Georgia Conservancy raising concerns about proposed mining near Okefenokee Swamp

Dave Williams reports that the Georgia Conservancy is putting out the word about a proposed titanium mine the group says threatens the Okefenokee Swamp in southeastern Georgia. Alabama-based Twin Pines is seeking a permit from the U.S. Army Corps of Engineers for a mine on a 12,000-acre site along Trail Ridge in Charlton County, Ga., near the southeastern edge of the largest black water swamp in North America.


Aug. 15, 2019 Athens Banner-Herald

UGA economist Dorfman will advise Gov. Kemp

Lee Shearer reports that Jeffery Dorman, a professor in the University of Georgia College of Agriculture, recently was appointed by Gov. Brian Kemp as the new State Fiscal Economist. Although Dorfman will remain a UGA employee, he is essentially on loan to the governor’s office. His full-time job now will be helping the governor forecast state revenues.


Aug. 15, 2019 GPB

UGA Researches Rural Suicides To Help Communities Prevent Them

Virginia Prescott and Jake Troyer report that Georgia farmers are dealing with the news that China plans to end all imports of U.S. agriculture in response to higher tariffs. This news comes after two years of rough conditions for the farming community, including Hurricane Irma, Hurricane Michael and stalled aid packages.

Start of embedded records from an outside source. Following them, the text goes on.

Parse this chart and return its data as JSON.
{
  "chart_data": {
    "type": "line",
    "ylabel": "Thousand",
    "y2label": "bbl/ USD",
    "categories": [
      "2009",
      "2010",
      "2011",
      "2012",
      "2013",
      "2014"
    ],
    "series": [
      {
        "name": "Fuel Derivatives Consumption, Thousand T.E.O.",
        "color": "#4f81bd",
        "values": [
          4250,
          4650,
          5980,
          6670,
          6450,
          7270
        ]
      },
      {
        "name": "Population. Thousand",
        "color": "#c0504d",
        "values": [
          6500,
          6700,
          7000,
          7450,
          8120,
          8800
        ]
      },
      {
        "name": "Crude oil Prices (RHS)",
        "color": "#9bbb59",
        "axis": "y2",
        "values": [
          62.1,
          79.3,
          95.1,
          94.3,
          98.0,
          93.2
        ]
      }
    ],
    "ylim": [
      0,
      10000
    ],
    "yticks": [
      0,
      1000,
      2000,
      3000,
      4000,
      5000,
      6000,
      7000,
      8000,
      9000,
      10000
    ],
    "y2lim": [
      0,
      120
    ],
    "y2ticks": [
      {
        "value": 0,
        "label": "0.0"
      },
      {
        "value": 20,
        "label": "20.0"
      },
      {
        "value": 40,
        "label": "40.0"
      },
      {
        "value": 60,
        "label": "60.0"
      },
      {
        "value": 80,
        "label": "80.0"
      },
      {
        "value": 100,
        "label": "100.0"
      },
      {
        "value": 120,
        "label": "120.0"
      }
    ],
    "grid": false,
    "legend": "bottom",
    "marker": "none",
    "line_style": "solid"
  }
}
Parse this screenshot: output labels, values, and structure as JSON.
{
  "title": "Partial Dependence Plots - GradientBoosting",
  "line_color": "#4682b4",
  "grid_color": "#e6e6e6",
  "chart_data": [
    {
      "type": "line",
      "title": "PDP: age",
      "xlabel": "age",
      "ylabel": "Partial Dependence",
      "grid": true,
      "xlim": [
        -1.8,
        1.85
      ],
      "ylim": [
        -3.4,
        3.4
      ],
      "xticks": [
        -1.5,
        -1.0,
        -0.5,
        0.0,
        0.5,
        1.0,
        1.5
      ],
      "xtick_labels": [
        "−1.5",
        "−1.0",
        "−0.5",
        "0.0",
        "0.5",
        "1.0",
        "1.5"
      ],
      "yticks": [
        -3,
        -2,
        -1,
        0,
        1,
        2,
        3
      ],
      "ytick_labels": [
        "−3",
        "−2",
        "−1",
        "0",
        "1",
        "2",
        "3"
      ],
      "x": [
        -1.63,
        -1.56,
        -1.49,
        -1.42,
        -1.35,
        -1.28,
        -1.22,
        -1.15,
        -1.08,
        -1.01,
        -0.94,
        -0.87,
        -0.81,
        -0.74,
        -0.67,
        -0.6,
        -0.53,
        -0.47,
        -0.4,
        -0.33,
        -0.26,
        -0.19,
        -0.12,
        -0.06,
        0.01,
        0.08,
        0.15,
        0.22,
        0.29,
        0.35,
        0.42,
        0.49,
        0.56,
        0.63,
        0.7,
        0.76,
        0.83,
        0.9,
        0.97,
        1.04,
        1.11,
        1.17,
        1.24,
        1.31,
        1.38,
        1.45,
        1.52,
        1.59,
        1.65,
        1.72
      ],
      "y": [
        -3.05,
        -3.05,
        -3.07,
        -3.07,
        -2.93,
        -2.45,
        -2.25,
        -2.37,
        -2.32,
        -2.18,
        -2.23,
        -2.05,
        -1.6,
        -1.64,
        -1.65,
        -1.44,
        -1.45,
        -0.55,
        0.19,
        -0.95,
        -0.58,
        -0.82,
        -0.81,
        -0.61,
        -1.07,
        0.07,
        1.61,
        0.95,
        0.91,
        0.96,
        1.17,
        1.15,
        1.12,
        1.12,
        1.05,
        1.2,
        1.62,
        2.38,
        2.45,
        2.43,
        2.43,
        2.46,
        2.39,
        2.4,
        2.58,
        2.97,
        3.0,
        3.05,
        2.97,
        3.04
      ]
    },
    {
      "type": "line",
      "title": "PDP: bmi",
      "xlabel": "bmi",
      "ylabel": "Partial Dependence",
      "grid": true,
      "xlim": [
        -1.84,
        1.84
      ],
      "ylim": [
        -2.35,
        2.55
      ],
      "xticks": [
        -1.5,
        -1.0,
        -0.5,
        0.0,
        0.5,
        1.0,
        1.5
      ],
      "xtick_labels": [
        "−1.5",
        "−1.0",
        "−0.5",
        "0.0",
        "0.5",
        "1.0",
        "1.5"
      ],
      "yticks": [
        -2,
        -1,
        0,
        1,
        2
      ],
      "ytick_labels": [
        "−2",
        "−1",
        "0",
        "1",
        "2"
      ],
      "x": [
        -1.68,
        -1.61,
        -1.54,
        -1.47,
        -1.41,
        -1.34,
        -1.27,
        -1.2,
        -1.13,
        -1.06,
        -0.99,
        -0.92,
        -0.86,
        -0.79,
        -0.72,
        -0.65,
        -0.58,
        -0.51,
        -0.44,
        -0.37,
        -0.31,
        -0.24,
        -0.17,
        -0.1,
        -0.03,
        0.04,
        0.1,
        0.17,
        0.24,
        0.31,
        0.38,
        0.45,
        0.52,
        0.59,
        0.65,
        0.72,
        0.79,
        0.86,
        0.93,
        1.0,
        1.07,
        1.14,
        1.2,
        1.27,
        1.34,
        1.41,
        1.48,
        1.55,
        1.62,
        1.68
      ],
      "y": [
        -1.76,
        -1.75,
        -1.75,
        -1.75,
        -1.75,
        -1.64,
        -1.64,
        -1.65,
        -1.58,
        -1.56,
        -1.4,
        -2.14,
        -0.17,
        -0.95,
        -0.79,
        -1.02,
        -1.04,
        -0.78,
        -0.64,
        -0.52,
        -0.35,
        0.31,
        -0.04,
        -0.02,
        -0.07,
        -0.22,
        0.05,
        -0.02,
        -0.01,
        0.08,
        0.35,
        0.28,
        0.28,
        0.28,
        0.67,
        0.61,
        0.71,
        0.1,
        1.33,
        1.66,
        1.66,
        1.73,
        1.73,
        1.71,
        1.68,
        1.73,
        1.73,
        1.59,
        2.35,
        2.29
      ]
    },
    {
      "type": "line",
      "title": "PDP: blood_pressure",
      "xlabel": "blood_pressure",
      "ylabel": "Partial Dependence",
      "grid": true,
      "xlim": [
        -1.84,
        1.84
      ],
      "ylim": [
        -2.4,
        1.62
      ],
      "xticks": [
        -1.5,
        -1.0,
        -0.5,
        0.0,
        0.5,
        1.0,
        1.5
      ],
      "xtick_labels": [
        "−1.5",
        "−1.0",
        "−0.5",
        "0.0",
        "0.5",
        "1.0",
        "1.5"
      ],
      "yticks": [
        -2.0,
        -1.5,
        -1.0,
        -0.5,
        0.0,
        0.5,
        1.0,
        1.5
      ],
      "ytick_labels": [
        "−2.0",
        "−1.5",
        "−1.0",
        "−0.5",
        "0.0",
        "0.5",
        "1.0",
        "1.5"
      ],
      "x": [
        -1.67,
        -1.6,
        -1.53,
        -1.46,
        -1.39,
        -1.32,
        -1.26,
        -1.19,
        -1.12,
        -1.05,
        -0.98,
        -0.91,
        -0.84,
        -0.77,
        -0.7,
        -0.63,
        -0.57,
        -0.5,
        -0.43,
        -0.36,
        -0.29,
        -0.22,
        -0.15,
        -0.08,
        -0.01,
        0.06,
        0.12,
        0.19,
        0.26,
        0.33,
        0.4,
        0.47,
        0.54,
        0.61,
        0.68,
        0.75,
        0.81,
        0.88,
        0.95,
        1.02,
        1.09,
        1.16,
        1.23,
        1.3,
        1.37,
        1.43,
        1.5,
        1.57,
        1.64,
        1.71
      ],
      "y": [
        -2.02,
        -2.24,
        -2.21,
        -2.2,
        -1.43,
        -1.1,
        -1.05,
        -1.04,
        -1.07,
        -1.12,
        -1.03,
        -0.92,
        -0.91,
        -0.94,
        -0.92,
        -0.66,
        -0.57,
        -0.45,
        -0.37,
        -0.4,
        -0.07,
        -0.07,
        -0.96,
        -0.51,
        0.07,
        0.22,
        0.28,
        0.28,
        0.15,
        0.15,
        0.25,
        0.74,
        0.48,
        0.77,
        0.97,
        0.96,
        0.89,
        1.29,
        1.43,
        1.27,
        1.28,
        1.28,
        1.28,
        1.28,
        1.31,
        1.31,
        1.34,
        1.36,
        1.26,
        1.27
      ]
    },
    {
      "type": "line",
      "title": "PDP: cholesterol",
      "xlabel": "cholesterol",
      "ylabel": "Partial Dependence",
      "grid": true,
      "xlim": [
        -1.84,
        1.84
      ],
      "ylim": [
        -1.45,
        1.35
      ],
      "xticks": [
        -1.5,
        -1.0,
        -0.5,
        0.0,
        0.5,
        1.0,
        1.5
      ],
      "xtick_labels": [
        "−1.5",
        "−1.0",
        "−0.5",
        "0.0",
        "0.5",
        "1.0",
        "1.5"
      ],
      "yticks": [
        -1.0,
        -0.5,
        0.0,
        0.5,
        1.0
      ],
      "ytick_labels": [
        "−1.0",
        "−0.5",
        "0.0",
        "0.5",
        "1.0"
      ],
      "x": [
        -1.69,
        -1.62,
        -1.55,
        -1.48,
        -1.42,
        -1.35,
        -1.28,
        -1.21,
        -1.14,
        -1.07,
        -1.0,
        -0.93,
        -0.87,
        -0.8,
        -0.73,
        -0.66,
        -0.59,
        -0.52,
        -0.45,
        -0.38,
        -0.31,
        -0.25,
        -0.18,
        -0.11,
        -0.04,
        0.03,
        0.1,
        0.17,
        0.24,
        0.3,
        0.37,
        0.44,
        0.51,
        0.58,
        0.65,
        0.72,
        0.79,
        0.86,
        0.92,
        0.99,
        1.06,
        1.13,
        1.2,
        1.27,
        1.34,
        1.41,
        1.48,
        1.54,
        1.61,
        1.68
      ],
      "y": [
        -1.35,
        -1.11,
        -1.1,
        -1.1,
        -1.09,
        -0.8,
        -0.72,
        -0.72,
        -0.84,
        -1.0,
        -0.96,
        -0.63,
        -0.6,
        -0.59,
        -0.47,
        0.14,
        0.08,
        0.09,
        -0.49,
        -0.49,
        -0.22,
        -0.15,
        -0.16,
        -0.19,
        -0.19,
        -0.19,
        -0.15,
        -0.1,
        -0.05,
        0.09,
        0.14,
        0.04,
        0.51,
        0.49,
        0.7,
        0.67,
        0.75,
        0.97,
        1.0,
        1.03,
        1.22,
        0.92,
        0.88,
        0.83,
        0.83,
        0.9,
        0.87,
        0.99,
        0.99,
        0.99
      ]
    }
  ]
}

Aug. 15, 2019 Columbus Ledger-Enquirer

Ledger-Enquirer moving to digital-only on Saturdays, expanding Friday and Sunday print editions

Ross McDuffie writes, the Ledger-Enquirer is changing to make sure we are able to meet the needs of our readers and the communities we serve long into the future. Providing the news that’s essential to your life, be it breaking news, coverage of our local governments and schools, sports and watchdog journalism that holds public officials accountable, remains our primary focus.


Aug. 15, 2019 WABE 90.1

Two Views: A Look At Gwinnett County Jail’s Controversial 287(g) Program

Lisa Rayam and Maria White Tillman report that the 287 (g) program has been in place in Gwinnett County for years now. It allows law enforcement officers who arrest people living in the country illegally to hold them for federal officials. From the beginning, the program has raised concerns among some who live in Gwinnett, mainly in the Latino community.


Aug. 15, 2019 Atlanta Journal-Constitution

Democrat Karinshak enters crowded race for Georgia’s 7th District

Greg Bluestein reports that Democratic state Sen. Zahra Karinshak joined the race for Georgia’s 7th congressional district Thursday with a promise to bring accountability to Washington, scrambling an already muddled contest for the suburban Atlanta seat. The first-term lawmaker, who flipped a Republican-held district last year, instantly becomes one of the better-known contenders in the crowded race to replace retiring U.S. Rep. Rob Woodall, a Republican who barely clung to his seat in 2018 after a razor-thin vote.